Purification and characterization of the chitinase (ChiA) from Enterobacter sp. G-1

Enterobacter sp, G-1 which produces chitinolytic and chitosanolytic enzymes, was previously isolated in our laboratory, One major chitinase, designated ChiA, was purified 42.9-fold from a culture filtrate of Enterobacter sp, G-1. To purify the chitinase, ammonium sulfate fractionation, DEAE-Sephadex A-50 column chromatography, and gel filtration on Sephadex G-100 column chromatography were used, The ChiA protein had a molecular weight of 60,000 estimated by SDS polyacrylamide gel electrophoresis and an isoelectric point of 6.6, The optimal pH and optimal temperature of ChiA against colloidal chitin were pH 7.0, and 40 degrees C, respectively. The purified ChiA degraded colloidal chitin mainly to GlcNAc(2) with a small amount of GlcNAc(3) and GlcNAc(4).

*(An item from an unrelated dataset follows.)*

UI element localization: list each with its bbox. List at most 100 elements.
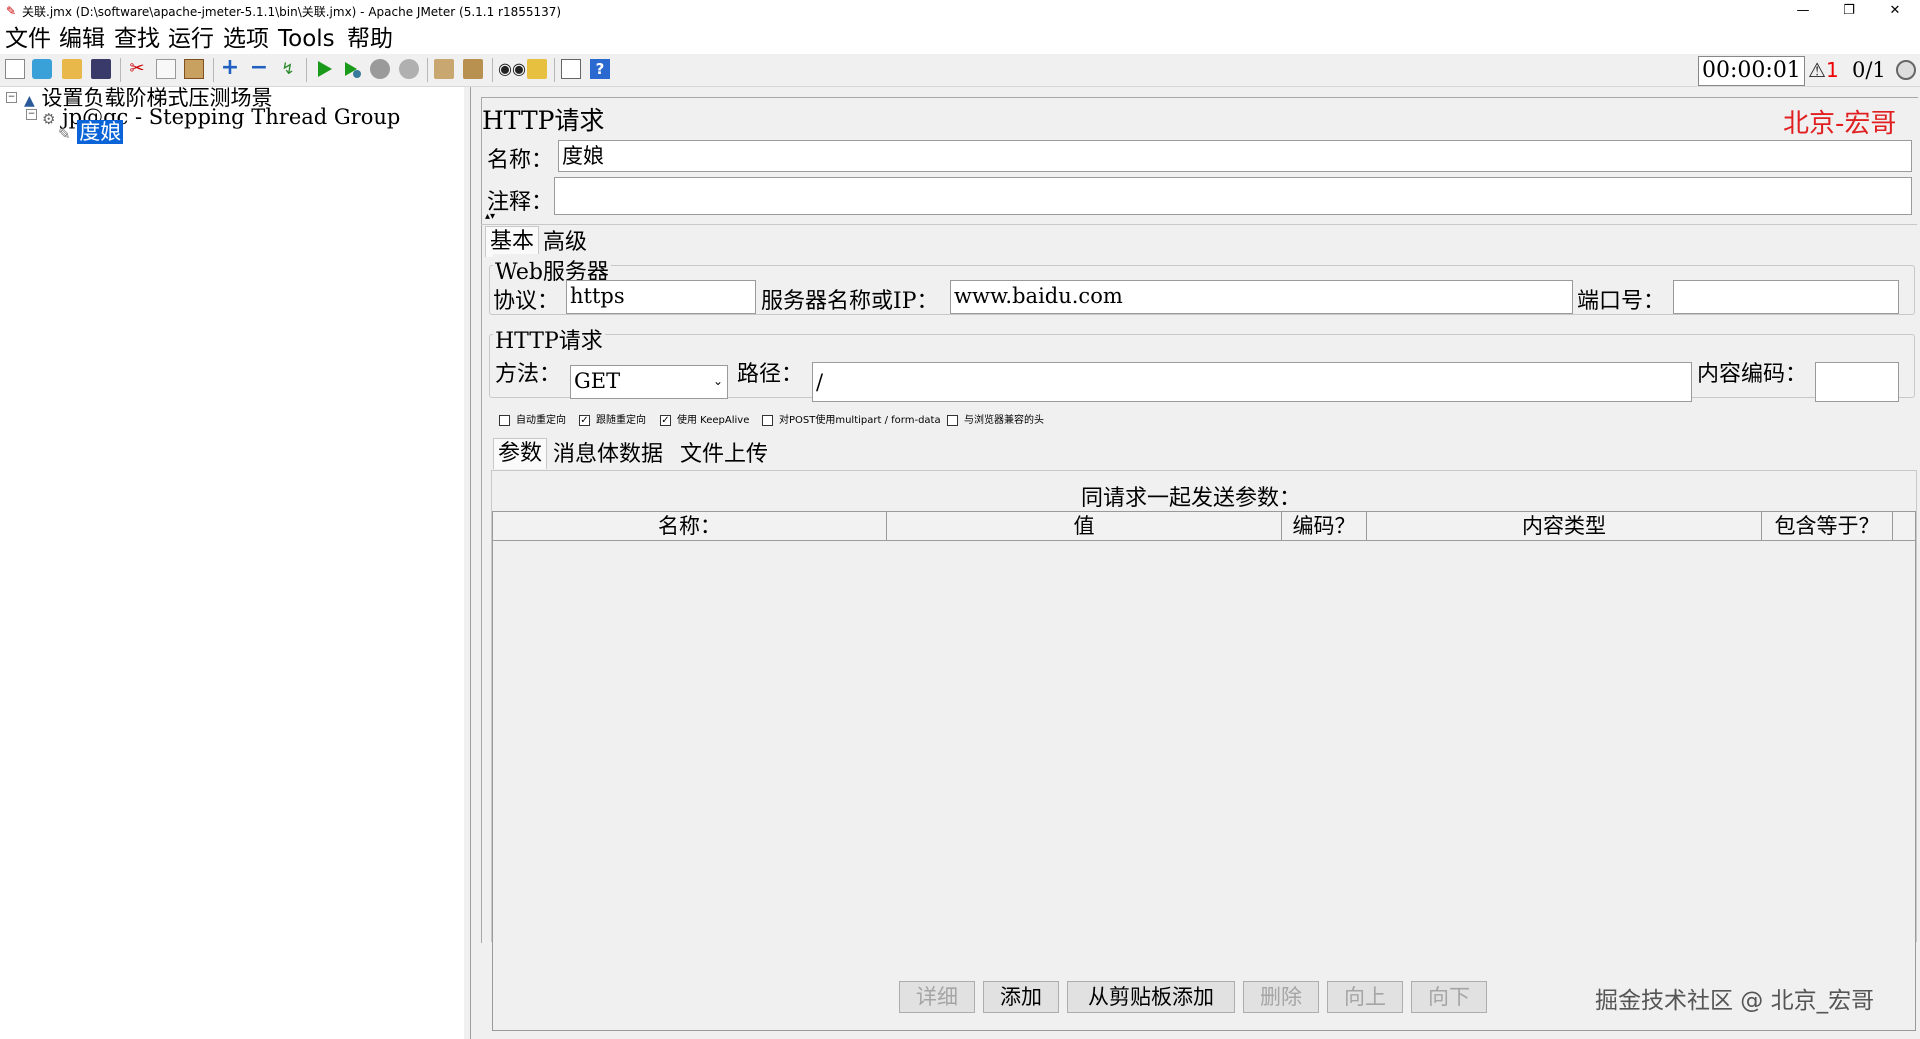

ChiA hydrolyzed flaked chitin, colloidal chitin, and ethylenglycol chitin, but did not hydrolyze carboxymethyl cellulose (CMC), nor >90% deacetylated flaked chitosan, The chitinase activity was 42% inhibited by 10 mM EDTA, but was not inhibited by Ca2+ (<50 mM) or NaCl (<400 mM). The purified ChiA hydrolyzed colloidal chitin and chitin-related compounds in an endo splitting manner.